Sagesse 7, 7-11. (À côté de la Sagesse, j’ai tenu pour rien la richesse)

Sous la plume d’un écrivain juif anonyme  d’Alexandrie, au milieu du 1er siècle avant notre ère, c’est l’antique roi Salomon qui est censé s’exprimer. L’écrivain reprend ici le célèbre passage du 1er Livre des Rois (3, 4-15) où, dans un songe à Gabaon, le jeune souverain ne demande au Seigneur ni richesse ni pouvoir, mais seulement la sagesse. Cependant, pour l’auteur de notre livre alexandrin, écrit en un très beau grec, la sagesse n’est plus seulement une qualité intellectuelle et morale. Elle est devenue presque une personne divine, une figure que le christianisme identifiera au Christ et à l’Esprit saint (voir déjà Sagesse 1, 4-5). La basilique Sainte Sophie de Constantinople n’était pas dédiée à quelque sainte, mais au Christ « Sainte Sagesse » de Dieu. Sous un autre aspect complémentaire, rappelons en effet qu’en grec la sophia (Sagesse) est un terme féminin et l’auteur, en sa quête de celle-ci, parle d’elle comme d’une femme désirée et aimée, même au-dessus de la santé et de la beauté.

  Dans ces conceptions, Dame Sagesse relève à la fois d’un talent naturel de l’homme (Sagesse 8, 19-21) et d’un don de Dieu qui ne s’obtient que par la prière, comme dans le fameux chapitre où le poète s’adresse au Dieu des pères et Seigneur de tendresse, en ces termes « Donne-moi la Sagesse qui partage ton trône » (Sagesse 9, 4). Différent du roi historique qui a fini son règne dans la luxure, ce Salomon réinventé préfère le don de la Sagesse à toutes les autres richesses.

  Cette lecture veut préparer notre passage d’évangile dans lequel l’homme riche qui refuse de quitter ses « grands biens » pour suivre le Christ Sagesse qui l’y invitait avec affection.

Hébreux 4, 12-13 (Elle est vivante, la parole de Dieu)

Ces deux versets forment la conclusion d’une homélie basée sur le Psaume 94 [95], surtout sur les versets 7-8 du poème : « Aujourd’hui, si vous entendez sa voix, n’endurcissez pas votre cœur comme au temps du défi » Selon le prédicateur, l’avertissement vaut encore pour les chrétiens auxquels il s’adresse en ces termes : « Nous avons reçu une Bonne Nouvelle, comme ces gens_là ceux (qui étaient sortis d’Égypte) ; cependant la parole entendue ne leur servit à rien, parce qu’elle ne fut pas reçue avec foi par ses auditeurs » (Hébreux 4, 2).

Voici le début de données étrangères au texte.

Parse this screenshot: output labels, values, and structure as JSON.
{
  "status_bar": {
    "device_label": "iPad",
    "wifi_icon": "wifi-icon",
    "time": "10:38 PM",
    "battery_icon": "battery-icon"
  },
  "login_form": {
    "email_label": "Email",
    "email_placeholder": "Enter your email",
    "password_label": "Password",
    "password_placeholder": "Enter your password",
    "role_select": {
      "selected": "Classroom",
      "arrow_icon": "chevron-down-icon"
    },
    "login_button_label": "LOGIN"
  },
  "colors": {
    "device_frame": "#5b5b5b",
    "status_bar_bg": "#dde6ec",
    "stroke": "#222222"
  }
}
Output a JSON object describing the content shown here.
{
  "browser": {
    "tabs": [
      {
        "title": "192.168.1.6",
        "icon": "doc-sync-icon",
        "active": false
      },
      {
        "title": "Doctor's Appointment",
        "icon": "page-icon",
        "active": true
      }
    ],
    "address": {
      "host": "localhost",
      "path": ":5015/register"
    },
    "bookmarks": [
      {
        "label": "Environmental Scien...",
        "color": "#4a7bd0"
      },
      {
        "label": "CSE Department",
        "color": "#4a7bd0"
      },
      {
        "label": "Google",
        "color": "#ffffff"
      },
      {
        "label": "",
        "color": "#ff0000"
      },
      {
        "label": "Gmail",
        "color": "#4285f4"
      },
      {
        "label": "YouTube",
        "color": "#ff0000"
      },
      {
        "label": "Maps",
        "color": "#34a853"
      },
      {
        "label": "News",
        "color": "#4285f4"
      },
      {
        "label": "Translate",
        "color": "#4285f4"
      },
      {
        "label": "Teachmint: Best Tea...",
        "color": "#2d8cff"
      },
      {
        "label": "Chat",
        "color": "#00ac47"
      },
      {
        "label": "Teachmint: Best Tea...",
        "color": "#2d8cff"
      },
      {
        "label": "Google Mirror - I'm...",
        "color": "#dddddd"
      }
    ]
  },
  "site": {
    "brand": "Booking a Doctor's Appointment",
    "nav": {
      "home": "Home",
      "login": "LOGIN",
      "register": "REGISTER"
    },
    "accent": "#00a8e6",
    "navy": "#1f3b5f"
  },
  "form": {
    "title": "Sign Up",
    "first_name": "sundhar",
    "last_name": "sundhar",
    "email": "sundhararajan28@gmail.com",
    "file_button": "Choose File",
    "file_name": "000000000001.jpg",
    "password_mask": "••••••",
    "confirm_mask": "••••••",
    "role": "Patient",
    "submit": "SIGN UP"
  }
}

  Dans ce cadre, la Parole de Dieu est une réalité vivante, active, efficace. Elle a un lien très fort avec le Christ, puisque, selon notre auteur, « dans les jours où nous sommes, il nous a parlé par le Fils… » (Hébreux 1, 2). Cette parole n’est pas un phénomène vocal, mais un message qui pénètre en nous et nous engage, en révélant notre foi ou notre non-foi.

  Elle a alors une fonction judiciaire, comme le montre l’épée à deux tranchants, pouvant frapper de tous côtés et symbolisant, à l’origine, le pouvoir du magistrat, comme la balance à deux plateaux de notre symbole de la justice.. À propos de l’intervention divine, dans la nuit de la Pâque, nuit de la sortie d’Égypte, le Livre de la Sagesse avait déjà utilisé cette image : « Du haut des cieux, ta Parole toute-puissante s’élança du trône royal (…) portant pour épée acérée ton irrévocable décret. » Dans les visions de l’Apocalypse, cette épée acérée, instrument du jugement final, apparait dans la bouche, dans la parole du Christ ressuscité (Apocalypse 1, 16 ; 2, 12).

  Certains, pacifistes dans l’âme, se choqueront peut-être de voir la Parole divine assimilée à un glaive. Mais, dans cette image et selon la contexte biblique général, il faut lire l’inverse de cette première impression. Le vrai sens honnête, est celui-ci  : Dieu ne veut avoir pour glaive envers les humains que sa Parole, et non celui de ses légions célestes. C’était déjà, en Isaïe 11, 5 à 9, le portrait du Messie pacifique idéal qui éradiquerait les méchants seulement « par le bâton de sa bouche » et « par le souffle de ses lèvres », et qui ferait en même temps que « le loup habite avec l’agneau ».

  Reste l’essentiel dans ce message de la Lettre aux Hébreux : la Parole entendue ne se contente pas de bons sentiments superficiels. La foi authentique accepte de ne prendre pour critère décisif de conduite que la Bonne Nouvelle qui juge l’hypocrisie ou la passivité, qui « pénètre au plus profond de (notre) âme » et qui « juge des intentions et des pensées du cœur ».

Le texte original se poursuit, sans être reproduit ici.